At its peak, XCON has 2,500 rules and had evolved significantly (though currently its popularity has waned, as it has become a bit of a dinosaur). XCON was the first computer system to use AI techniques in solving real world problems within an industrial setting. By 1985, corporations all over the world had begun to use Expert Systems, and a new career field developed to support them. XCON could configure sales orders for all VAX-11 computer systems manufactured in the United States, but the system needed to be continuously adjusted and updated, and required a full-time IT team.
The Second AI Winter
The AI field experienced another major winter from 1987 to 1993. This second slowdown in AI research coincided with XCON, and other early Expert System computers, being seen as slow and clumsy. Desktop computers were becoming very popular and displacing the older, bulkier, much less user-friendly computer banks. Eventually, Expert Systems simply became too expensive to maintain, when compared to desktops. They were difficult to update, and could not “learn.” These were problems desktop computers did not have. At about the same time, DARPA (Defense Advanced Research Projects Agency) concluded AI would not be “the next wave” and redirected its funds to projects deemed more likely to provide quick results. As a consequence, in the late 1980s, funding for AI research was cut deeply, creating the Second AI Winter.

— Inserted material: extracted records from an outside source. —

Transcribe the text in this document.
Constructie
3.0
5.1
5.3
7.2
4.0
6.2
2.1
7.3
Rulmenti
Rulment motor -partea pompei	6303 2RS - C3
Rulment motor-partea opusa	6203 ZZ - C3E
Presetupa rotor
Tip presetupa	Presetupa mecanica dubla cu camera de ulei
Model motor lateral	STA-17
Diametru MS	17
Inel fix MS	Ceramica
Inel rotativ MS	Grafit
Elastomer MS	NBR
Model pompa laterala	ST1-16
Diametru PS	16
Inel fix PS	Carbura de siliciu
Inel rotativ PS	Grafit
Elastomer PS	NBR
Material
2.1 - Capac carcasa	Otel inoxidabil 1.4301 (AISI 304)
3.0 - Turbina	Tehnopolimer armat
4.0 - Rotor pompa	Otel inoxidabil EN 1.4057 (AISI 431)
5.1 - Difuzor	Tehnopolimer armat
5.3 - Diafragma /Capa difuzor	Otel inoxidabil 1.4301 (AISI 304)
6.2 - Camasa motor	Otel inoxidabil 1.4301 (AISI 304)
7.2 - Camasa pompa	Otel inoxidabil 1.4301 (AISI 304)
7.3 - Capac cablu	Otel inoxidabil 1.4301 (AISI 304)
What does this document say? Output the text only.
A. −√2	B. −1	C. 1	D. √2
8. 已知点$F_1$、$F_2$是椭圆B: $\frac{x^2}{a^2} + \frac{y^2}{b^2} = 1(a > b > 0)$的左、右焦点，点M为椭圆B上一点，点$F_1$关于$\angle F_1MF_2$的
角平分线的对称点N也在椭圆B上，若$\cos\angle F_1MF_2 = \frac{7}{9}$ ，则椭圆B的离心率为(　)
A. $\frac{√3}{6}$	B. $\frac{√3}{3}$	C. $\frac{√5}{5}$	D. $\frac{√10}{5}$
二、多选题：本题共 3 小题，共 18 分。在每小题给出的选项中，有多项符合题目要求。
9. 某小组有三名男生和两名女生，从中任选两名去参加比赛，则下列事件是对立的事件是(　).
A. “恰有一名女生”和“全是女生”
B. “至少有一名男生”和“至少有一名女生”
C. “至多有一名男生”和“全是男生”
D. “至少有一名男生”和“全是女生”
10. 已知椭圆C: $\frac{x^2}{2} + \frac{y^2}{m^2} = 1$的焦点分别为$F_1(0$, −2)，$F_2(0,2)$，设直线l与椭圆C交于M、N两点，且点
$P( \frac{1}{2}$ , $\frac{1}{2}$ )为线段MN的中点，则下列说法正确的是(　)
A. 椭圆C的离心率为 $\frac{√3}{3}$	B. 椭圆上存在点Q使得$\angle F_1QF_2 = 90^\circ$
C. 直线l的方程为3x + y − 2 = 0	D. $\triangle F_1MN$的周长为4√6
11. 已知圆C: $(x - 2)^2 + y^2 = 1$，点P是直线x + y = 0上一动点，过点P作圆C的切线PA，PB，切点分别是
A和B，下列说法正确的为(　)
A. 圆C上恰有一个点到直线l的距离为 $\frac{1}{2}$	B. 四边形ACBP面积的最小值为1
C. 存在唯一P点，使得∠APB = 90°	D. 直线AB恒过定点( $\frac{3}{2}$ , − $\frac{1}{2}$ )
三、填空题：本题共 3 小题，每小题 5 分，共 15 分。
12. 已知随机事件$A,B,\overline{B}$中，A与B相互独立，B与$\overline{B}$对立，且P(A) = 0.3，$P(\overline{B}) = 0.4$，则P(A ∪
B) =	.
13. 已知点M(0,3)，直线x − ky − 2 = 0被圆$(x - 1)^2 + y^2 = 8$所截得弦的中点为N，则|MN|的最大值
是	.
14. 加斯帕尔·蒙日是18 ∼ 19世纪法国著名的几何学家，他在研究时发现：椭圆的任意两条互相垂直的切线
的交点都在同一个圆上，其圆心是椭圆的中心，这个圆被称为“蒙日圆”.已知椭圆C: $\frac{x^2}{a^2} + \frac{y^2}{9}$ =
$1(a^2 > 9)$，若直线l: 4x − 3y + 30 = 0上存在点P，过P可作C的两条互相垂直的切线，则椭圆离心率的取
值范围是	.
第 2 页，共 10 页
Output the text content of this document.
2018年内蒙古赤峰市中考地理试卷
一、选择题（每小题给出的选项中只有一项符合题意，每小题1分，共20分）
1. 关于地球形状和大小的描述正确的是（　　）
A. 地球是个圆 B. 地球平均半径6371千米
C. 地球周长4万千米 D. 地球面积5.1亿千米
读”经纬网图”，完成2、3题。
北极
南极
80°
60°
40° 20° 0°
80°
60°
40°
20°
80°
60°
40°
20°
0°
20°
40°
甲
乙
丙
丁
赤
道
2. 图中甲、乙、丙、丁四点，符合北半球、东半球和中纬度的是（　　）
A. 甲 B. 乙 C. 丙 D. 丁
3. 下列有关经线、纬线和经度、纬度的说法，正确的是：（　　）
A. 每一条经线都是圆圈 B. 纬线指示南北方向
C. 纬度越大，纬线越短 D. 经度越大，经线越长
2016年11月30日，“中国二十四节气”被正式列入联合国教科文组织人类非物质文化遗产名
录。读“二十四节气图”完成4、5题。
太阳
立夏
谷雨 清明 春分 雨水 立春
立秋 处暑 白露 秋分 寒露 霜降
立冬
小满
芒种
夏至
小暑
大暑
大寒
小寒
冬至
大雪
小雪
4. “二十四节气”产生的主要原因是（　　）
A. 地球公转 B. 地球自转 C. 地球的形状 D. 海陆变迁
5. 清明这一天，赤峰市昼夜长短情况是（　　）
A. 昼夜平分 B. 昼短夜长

Conversation with Computers Becomes a Reality
In the early 1990s, Artificial Intelligence research shifted its focus to something called an intelligent agent. These intelligent agents can be used for news retrieval services, online shopping, and browsing the web. Intelligent agents are also sometimes called agents or bots. With the use of Big Data programs, they have gradually evolved into personal digital assistants, or virtual assistants.
Currently, giant tech businesses such as Google, Facebook, IBM, and Microsoft are researching a number of Artificial Intelligence projects, including virtual assistants. They are all competing to create assistants such as Facebook’s M, or Cortana from Microsoft, or Apple’s Siri.The goal of Artificial Intelligence is no longer to create an intelligent machine capable of imitating human conversation with a teletype. The use of Big Data has allowed AI to take the next evolutionary step. Now, the goals are to develop software programs capable of speaking in a natural language, like English, and to act as your virtual assistant. These virtual assistants represent the future of AI research, and may take the form of robots for physical help, or may be housed in laptops and help in make business decisions, or they may be integrated into a business’s customer service program and answer the phone. Artificial Intelligence is still evolving and finding new uses.